If you decide that your faith is misplaced, or that having any sort of faith whatsoever is a complete waste of time… it is a choice, you can pick another and you can pick none. People have done it plenty of times before and will do it many times again. It may be a move condoned by your family. It most certainly will be frowned upon by the clergy of your previous faith, it may possibly alienate you from your life as you know it. But religion remains a faith on the part of the individual. It is a personal devotion to a higher power (or powers) and it is something that no one can force upon you or take away from you.

And don’t get me wrong, whoring yourself out to whatever religion may be popular, or seem appealing to you at any given time, is not a reason to jump back and forth. Your devotion and faith in the eyes of your god will be acceptable to her (or him, or them) no matter which faith you choose, if any at all. But it should be a conscious and intelligent choice on your part. Not just spin the bottle and pick one.

Making a choice to change your religion from one faith to another is not an attempt to inflate yourself or make yourself godlike. It is simply a search to find faith, your faith. And if you believe that a temple is the more appropriate place for you to worship than a synagogue, or a church, or a mosque, or to simply plant yourself somewhere and face Mecca, it is something you must discover for yourself. If you have your religion and devote yourself to one your entire life, there is nothing wrong with that. That, too is your choice. To blindly accept your faith without agreeing to its principles or questioning its intentions would be the only stupid act upon one’s part.
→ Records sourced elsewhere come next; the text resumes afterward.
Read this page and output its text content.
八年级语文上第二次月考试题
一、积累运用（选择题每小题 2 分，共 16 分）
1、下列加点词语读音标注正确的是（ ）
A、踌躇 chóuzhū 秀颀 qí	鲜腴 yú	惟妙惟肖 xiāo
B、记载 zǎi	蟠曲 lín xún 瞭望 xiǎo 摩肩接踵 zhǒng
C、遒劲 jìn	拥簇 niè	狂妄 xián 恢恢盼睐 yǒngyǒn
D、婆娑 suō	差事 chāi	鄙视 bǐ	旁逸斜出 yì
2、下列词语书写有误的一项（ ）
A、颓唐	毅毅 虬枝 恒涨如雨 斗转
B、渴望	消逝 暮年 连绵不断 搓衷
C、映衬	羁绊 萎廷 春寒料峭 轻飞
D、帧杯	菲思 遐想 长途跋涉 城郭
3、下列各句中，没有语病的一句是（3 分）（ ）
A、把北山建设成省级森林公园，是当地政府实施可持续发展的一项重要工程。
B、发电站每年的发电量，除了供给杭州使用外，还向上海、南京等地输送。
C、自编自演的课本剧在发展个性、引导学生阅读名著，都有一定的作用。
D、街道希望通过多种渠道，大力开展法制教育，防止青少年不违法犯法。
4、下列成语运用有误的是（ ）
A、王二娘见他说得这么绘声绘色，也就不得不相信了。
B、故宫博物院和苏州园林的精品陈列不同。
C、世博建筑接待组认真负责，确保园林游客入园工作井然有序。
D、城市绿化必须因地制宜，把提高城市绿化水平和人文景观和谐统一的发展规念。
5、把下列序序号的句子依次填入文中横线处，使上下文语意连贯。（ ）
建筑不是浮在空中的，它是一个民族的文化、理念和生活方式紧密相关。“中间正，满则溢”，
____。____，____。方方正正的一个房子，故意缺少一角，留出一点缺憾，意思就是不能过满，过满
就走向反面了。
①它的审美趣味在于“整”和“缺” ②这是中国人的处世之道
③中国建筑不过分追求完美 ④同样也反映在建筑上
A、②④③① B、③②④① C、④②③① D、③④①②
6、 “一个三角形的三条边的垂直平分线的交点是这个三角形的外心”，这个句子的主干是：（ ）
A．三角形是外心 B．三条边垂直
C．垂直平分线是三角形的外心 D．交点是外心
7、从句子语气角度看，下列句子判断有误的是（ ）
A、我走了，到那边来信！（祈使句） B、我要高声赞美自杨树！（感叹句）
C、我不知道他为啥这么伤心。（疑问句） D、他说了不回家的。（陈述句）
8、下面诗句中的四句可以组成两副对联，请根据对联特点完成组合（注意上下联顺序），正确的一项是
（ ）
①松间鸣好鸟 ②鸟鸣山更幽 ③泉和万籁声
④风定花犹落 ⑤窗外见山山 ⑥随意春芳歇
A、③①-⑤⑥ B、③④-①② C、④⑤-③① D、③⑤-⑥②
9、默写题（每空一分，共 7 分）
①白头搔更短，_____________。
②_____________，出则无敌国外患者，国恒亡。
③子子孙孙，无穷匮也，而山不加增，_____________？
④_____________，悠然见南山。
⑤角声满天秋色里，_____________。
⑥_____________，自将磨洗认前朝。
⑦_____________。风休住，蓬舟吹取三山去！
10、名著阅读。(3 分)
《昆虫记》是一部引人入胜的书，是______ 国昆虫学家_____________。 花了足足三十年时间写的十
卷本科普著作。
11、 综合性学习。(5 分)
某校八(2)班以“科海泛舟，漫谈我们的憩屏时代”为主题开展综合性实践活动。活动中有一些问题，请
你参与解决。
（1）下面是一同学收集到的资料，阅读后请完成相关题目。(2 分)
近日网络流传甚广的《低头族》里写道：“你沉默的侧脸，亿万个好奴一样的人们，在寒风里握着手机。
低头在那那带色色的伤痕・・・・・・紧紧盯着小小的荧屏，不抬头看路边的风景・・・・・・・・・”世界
The fact remains that this node simply like any other, it is just an opinion. No one yet knows the answers to any of these questions and to assume to do so is the only thing that would be an attempt to raise yourself to a godlike existence.

Religion is a salad bar. It's all about making oneself happy and contented, snug in your own little world which is safe. Pick and choose as you please - this is a way to find faith that can guide you through life.
If you don't like one bit of a certain religion, what's to stop you taking the bits you like and stuffing the rest? If we look at religion as merely a set of moral and ethical guidelines to guide you through life, then surely one can simply take what seems right?

Sure, if you're a hardcore Christian, or Jew, or whatever, you'll disagree with this. That's fine, if you want to accept the whole and nothing more of a certain religion, then that is your choice and I commend you for it. But if you want to pick and choose, and that makes you happy, so be it.
Religion is all about faith and has nothing to do with reason, rationality or logic. We, as humans, have a need to believe and I think this is something we are born with and will have to accept. Even an atheist believes in something (namely that there are no gods) and this belief is mostly based on faith rather than reason. And conversely, some of the most rational men in history were deeply religious.

Well, what I wanted to add to the subject is that two different religious faiths that would seem mutually exclusive doesn't have to be. We are capable of believing the logically impossible and if you think about it, the basis of all religion is blind belief that goes against against all reason. Most of the christians in Europe during the last few centuries also observed old pagan and folkloristic traditions (although we prefer to call it superstition nowadays). The Japanese see no problems in being both Buddhist and Shinto at the same time. Zen Buddhism and Taoism is quite popular even among christians (some of the anyway).

Well, I can certainly understand that some practitioners of organized religion feel threatened by the concept of people making their own decisions about what to believe in, but for me the act of believing is more important than what you actually believe. That some religions also provide you with a set a morals and ethics can be both a curse and a blessing.